2. The method of claim 1, further comprising the step of:

switching the first data transmission route to a second data transmission route.

3. The method of claim 1, further comprising the step of:

determining a degrading condition of the first data transmission route.

4. The method of claim 1, further comprising the step of:

determining the quality variation of the first data transmission route on the basis of a received signal strength.

5. The method of claim 1, further comprising the steps of:

storing information concerning a third data transmission route in a primary routing table (62);

storing information concerning a fourth data transmission route in a secondary routing table (64);

wherein, if a degrading condition of the third data transmission route is determined, a data transmission is initiated via the fourth data transmission route.

6. The method of claim 1, further comprising the steps of:

determining a message received via a fifth data transmission route, which has a degrading condition; and

discarding the message.

7. The method of claim 1, further comprising the step of:

amending the first data transmission route by adjusting a data transmission rate of the first data transmission route.

8. The method of claim 7, further comprising the steps of:

determining a degrading condition of the first data transmission route; and

reducing the data transmission rate in case the degrading condition is determined.

9. The method of claim 7, further comprising the steps of:

determining an improving condition of the first data transmission route; and

increasing the data transmission rate in case the improving condition is determined.

10. A network node for a data transmission network,

wherein the network node (4, 6, 8) is adapted to transmit data via a link (7) via a first data transmission route;

wherein the network node (4, 6, 8) is adapted to determine a link quality variation of the first data transmission route;

wherein the network node (4, 6, 8) is adapted to amend the first data transmission route on the basis of the link quality variation.

11. The network node of claim 10,

wherein the network node (4, 6, 8) is adapted to switch the data transmission from the first data transmission route to a second data transmission route.

12. The network node of claim 10,

wherein the network node is adapted to detect a degrading condition of the first data transmission route.
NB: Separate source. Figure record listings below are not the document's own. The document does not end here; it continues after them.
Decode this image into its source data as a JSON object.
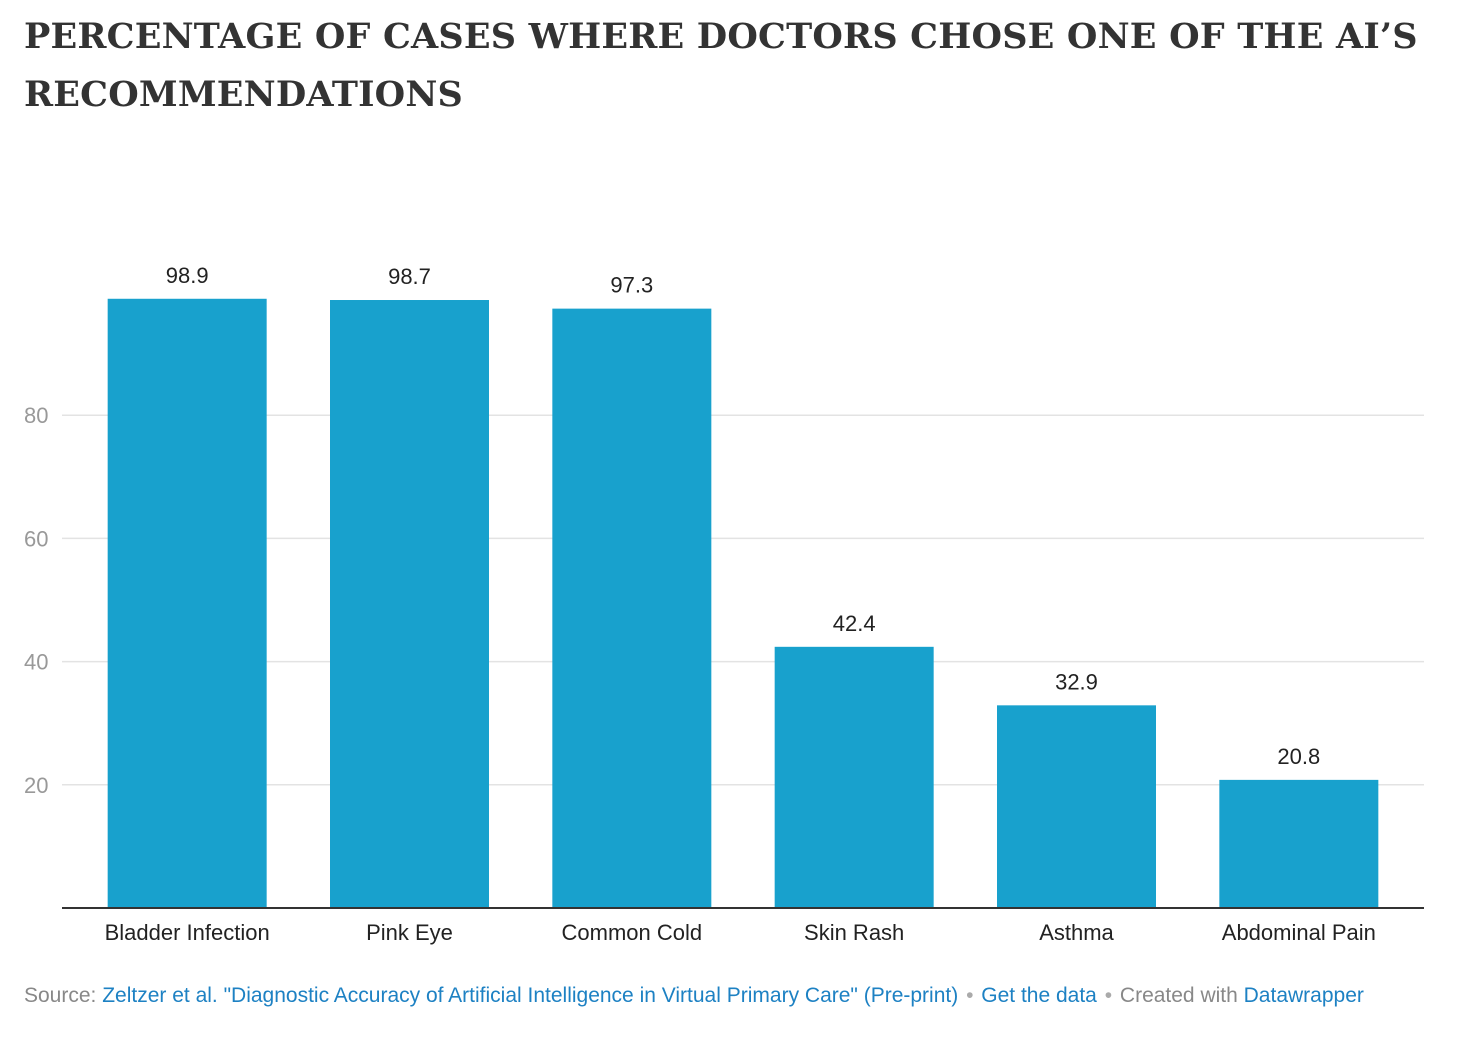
{
  "header": {
    "title": "PERCENTAGE OF CASES WHERE DOCTORS CHOSE ONE OF THE AI’S RECOMMENDATIONS"
  },
  "chart_data": {
    "type": "bar",
    "categories": [
      "Bladder Infection",
      "Pink Eye",
      "Common Cold",
      "Skin Rash",
      "Asthma",
      "Abdominal Pain"
    ],
    "values": [
      98.9,
      98.7,
      97.3,
      42.4,
      32.9,
      20.8
    ],
    "yticks": [
      20,
      40,
      60,
      80
    ],
    "ylim": [
      0,
      100
    ],
    "grid": true,
    "bar_color": "#18a1cd",
    "grid_color": "#e3e3e3",
    "axis_color": "#333333",
    "tick_label_color": "#999999"
  },
  "footer": {
    "source_prefix": "Source:",
    "source_link": "Zeltzer et al. \"Diagnostic Accuracy of Artificial Intelligence in Virtual Primary Care\" (Pre-print)",
    "separator": "•",
    "data_link": "Get the data",
    "created_text": "Created with",
    "tool_link": "Datawrapper"
  }
}
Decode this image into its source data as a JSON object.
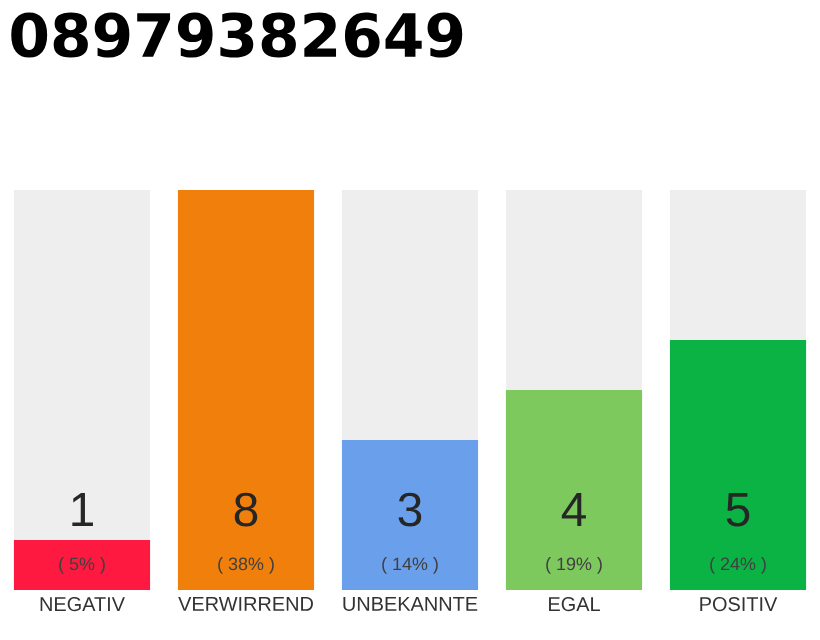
{
  "chart_data": {
    "type": "bar",
    "title": "08979382649",
    "categories": [
      "NEGATIV",
      "VERWIRREND",
      "UNBEKANNTE",
      "EGAL",
      "POSITIV"
    ],
    "values": [
      1,
      8,
      3,
      4,
      5
    ],
    "colors": [
      "#fe1941",
      "#f07f0c",
      "#6a9fec",
      "#7dc95e",
      "#0bb345"
    ],
    "data_labels": true,
    "annotations": [
      "( 5% )",
      "( 38% )",
      "( 14% )",
      "( 19% )",
      "( 24% )"
    ]
  }
}
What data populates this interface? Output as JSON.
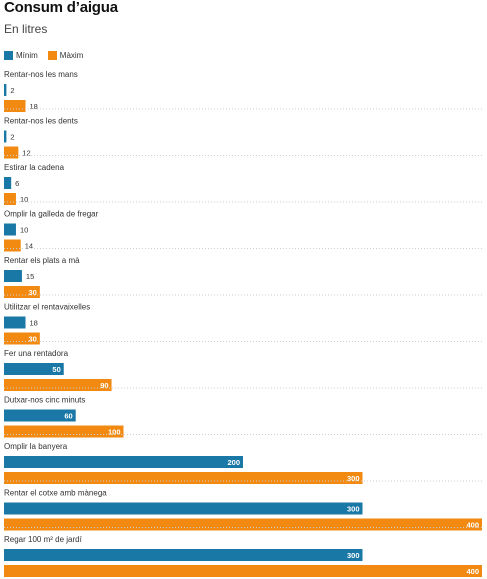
{
  "colors": {
    "min": "#1a78a6",
    "max": "#f28a11"
  },
  "chart_data": {
    "type": "bar",
    "orientation": "horizontal",
    "title": "Consum d’aigua",
    "subtitle": "En litres",
    "legend": "top-left",
    "grid": false,
    "xlim": [
      0,
      400
    ],
    "categories": [
      "Rentar-nos les mans",
      "Rentar-nos les dents",
      "Estirar la cadena",
      "Omplir la galleda de fregar",
      "Rentar els plats a mà",
      "Utilitzar el rentavaixelles",
      "Fer una rentadora",
      "Dutxar-nos cinc minuts",
      "Omplir la banyera",
      "Rentar el cotxe amb mànega",
      "Regar 100 m² de jardí"
    ],
    "series": [
      {
        "name": "Mínim",
        "values": [
          2,
          2,
          6,
          10,
          15,
          18,
          50,
          60,
          200,
          300,
          300
        ]
      },
      {
        "name": "Màxim",
        "values": [
          18,
          12,
          10,
          14,
          30,
          30,
          90,
          100,
          300,
          400,
          400
        ]
      }
    ]
  }
}
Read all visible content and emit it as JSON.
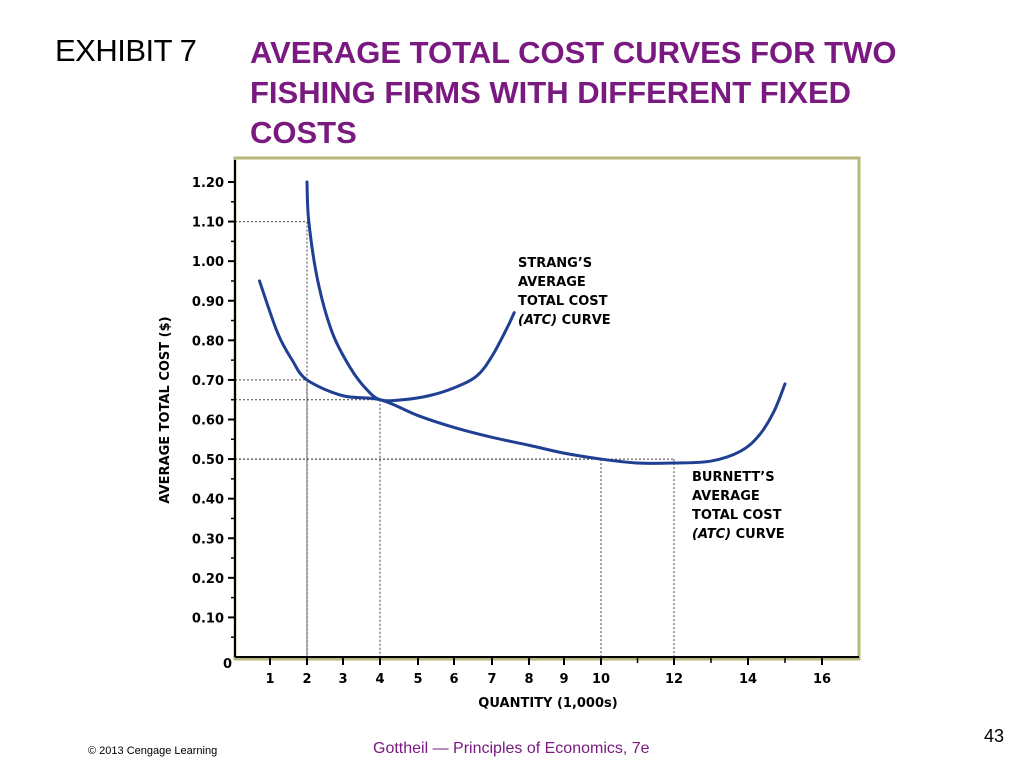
{
  "slide": {
    "exhibit": "EXHIBIT 7",
    "title_lines": [
      "AVERAGE TOTAL COST CURVES FOR TWO",
      "FISHING FIRMS WITH DIFFERENT FIXED",
      "COSTS"
    ],
    "copyright": "© 2013 Cengage Learning",
    "book": "Gottheil — Principles of Economics, 7e",
    "page_number": "43"
  },
  "colors": {
    "title": "#7a1a80",
    "curve": "#1f3f93",
    "frame": "#b7b87a"
  },
  "chart_data": {
    "type": "line",
    "xlabel": "QUANTITY (1,000s)",
    "ylabel": "AVERAGE TOTAL COST ($)",
    "origin_label": "0",
    "x_ticks": [
      {
        "value": 1,
        "label": "1"
      },
      {
        "value": 2,
        "label": "2"
      },
      {
        "value": 3,
        "label": "3"
      },
      {
        "value": 4,
        "label": "4"
      },
      {
        "value": 5,
        "label": "5"
      },
      {
        "value": 6,
        "label": "6"
      },
      {
        "value": 7,
        "label": "7"
      },
      {
        "value": 8,
        "label": "8"
      },
      {
        "value": 9,
        "label": "9"
      },
      {
        "value": 10,
        "label": "10"
      },
      {
        "value": 12,
        "label": "12"
      },
      {
        "value": 14,
        "label": "14"
      },
      {
        "value": 16,
        "label": "16"
      }
    ],
    "y_ticks": [
      {
        "value": 0.1,
        "label": "0.10"
      },
      {
        "value": 0.2,
        "label": "0.20"
      },
      {
        "value": 0.3,
        "label": "0.30"
      },
      {
        "value": 0.4,
        "label": "0.40"
      },
      {
        "value": 0.5,
        "label": "0.50"
      },
      {
        "value": 0.6,
        "label": "0.60"
      },
      {
        "value": 0.7,
        "label": "0.70"
      },
      {
        "value": 0.8,
        "label": "0.80"
      },
      {
        "value": 0.9,
        "label": "0.90"
      },
      {
        "value": 1.0,
        "label": "1.00"
      },
      {
        "value": 1.1,
        "label": "1.10"
      },
      {
        "value": 1.2,
        "label": "1.20"
      }
    ],
    "ylim": [
      0,
      1.2
    ],
    "series": [
      {
        "name": "STRANG'S AVERAGE TOTAL COST (ATC) CURVE",
        "label_lines": [
          "STRANG’S",
          "AVERAGE",
          "TOTAL COST",
          "(ATC) CURVE"
        ],
        "points": [
          [
            2,
            1.2
          ],
          [
            2.05,
            1.1
          ],
          [
            2.3,
            0.95
          ],
          [
            2.7,
            0.82
          ],
          [
            3.2,
            0.73
          ],
          [
            3.6,
            0.68
          ],
          [
            4,
            0.65
          ],
          [
            4.6,
            0.65
          ],
          [
            5.3,
            0.66
          ],
          [
            6,
            0.68
          ],
          [
            6.6,
            0.71
          ],
          [
            7,
            0.76
          ],
          [
            7.4,
            0.83
          ],
          [
            7.6,
            0.87
          ]
        ]
      },
      {
        "name": "BURNETT'S AVERAGE TOTAL COST (ATC) CURVE",
        "label_lines": [
          "BURNETT’S",
          "AVERAGE",
          "TOTAL COST",
          "(ATC) CURVE"
        ],
        "points": [
          [
            0.7,
            0.95
          ],
          [
            1.2,
            0.82
          ],
          [
            1.6,
            0.75
          ],
          [
            2,
            0.7
          ],
          [
            3,
            0.66
          ],
          [
            4,
            0.65
          ],
          [
            5,
            0.61
          ],
          [
            6,
            0.58
          ],
          [
            7,
            0.555
          ],
          [
            8,
            0.535
          ],
          [
            9,
            0.515
          ],
          [
            10,
            0.5
          ],
          [
            11,
            0.49
          ],
          [
            12,
            0.49
          ],
          [
            13,
            0.495
          ],
          [
            13.8,
            0.52
          ],
          [
            14.3,
            0.56
          ],
          [
            14.7,
            0.62
          ],
          [
            15,
            0.69
          ]
        ]
      }
    ],
    "reference_lines": [
      {
        "x": 2,
        "y": 1.1
      },
      {
        "x": 2,
        "y": 0.7
      },
      {
        "x": 4,
        "y": 0.65
      },
      {
        "x": 10,
        "y": 0.5
      },
      {
        "x": 12,
        "y": 0.5
      }
    ]
  }
}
13. The network node of claim 10,

wherein the network node (4, 6, 8) is adapted to determine the link quality variation of the first data transmission route on the basis of a received signal strength.

14. The network node of claim 10,

wherein the network node (4, 6, 8) is adapted to amend the first data transmission route by adjusting a data transmission rate on the first data transmission route.

15. The network node of claim 14,

wherein the network node is adapted to reduce the data transmission rate of a link (7) in case of a degrading link quality.

16. The network node of claim 14,

wherein the network node (4, 6, 8) is adapted to increase the data transmission rate of a link (7) in the case of an improving link quality.

17. A communication network,

wherein the communication network is a wireless communication network, the communication network comprising:

a first network node (18) and a second network node (10);

wherein the first network (18) node is adapted to transmit data via a first data transmission route to the second network node (10);

wherein the first network node (18) is adapted to determine a quality variation of the data transmission via the first data transmission route; and

wherein the first network node (18) is adapted to amend the first data transmission route on the basis of the quality variation.

18. The network of claim 17,

wherein the first network node is adapted to change the data transmission from the transmission via the first data transmission route to the transmission via a second data transmission route on the basis of quality variation.

19. The network of claim 17,

wherein the first network node (18) is adapted to alter a data transmission rate over the first data transmission route on the basis of the quality variation.